Considérant ce qui suit :
Aux termes de l’article L. 521-3 du code de justice administrative : « En cas d’urgence et sur simple requête qui sera recevable même en l’absence de décision administrative préalable, le juge des référés peut ordonner toutes autres mesures utiles sans faire obstacle à l’exécution d’aucune décision administrative. ». Aux termes de l’article L. 522- 1 du même code : « Le juge des référés statue au terme d’une procédure contradictoire écrite ou orale (…) ».
Lorsque le juge des référés a estimé, au vu de la requête dont il est saisi, qu’il y avait lieu, non de la rejeter en l’état pour l’un des motifs mentionnés à l’article L. 522-3 du code de justice administrative, mais d’engager la procédure prévue à l’article L. 522-1 de ce code, il lui incombe de poursuivre cette procédure et, notamment, de tenir une audience publique. Il en va cependant différemment lorsque, après que cette procédure a été engagée, intervient un désistement ou un évènement rendant sans objet la requête. Dans ce cas, le juge des référés peut, dans le cadre de son office, donner acte du désistement ou constater un non-lieu sans tenir d’audience.
Il résulte de l’instruction que M. B… est titulaire d’un titre de séjour italien « résident de longue durée UE » valable jusqu’au 20 octobre 2034 et qu’il est, à ce titre, dispensé d’un visa de long séjour pour venir étudier en France. Dès lors, les conclusions aux fins d’injonction présentées par le requérant sur le fondement de l’article L. 521-3 du code de justice administrative sont sans objet. Il n’y a, par suite, plus lieu d’y statuer.
Il n’y a pas lieu, dans les circonstances de l’espèce, de faire application des dispositions de l’article L. 761-1 du code de justice administrative.
O R D O N N E :
Article 1er : Il n’y a pas lieu de statuer sur les conclusions de la requête de M. B… présentées au titre de l’article L. 521-3 du code de justice administrative.

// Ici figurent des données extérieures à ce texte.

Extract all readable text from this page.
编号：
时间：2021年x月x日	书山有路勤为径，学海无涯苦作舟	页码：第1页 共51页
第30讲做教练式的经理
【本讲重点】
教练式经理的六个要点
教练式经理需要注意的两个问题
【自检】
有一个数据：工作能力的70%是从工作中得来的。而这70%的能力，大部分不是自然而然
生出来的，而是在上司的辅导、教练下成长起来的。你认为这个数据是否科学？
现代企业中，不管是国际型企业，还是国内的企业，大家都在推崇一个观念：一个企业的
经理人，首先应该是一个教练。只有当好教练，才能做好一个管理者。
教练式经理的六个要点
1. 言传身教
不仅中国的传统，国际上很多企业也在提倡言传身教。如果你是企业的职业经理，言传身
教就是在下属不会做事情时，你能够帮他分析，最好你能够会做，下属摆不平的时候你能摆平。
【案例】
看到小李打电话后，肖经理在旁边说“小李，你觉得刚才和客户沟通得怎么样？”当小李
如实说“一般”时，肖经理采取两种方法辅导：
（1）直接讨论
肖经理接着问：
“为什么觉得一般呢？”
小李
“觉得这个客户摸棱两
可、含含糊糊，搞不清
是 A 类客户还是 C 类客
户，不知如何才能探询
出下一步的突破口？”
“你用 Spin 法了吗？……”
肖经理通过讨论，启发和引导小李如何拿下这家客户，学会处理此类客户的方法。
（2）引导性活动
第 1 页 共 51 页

Article 2 : le surplus des conclusions de la requête est rejeté.
Article 3 : La présente ordonnance sera notifiée à M. A… B… et au ministre de l’intérieur.
Fait à Nantes, le 18 février 2026.
Le juge des référés,
P. ROSIER
La République mande et ordonne au ministre de l’intérieur, en ce qui le concerne ou à tous commissaires de justice à ce requis en ce qui concerne les voies de droit commun contre les parties privées, de pourvoir à l’exécution de la présente décision.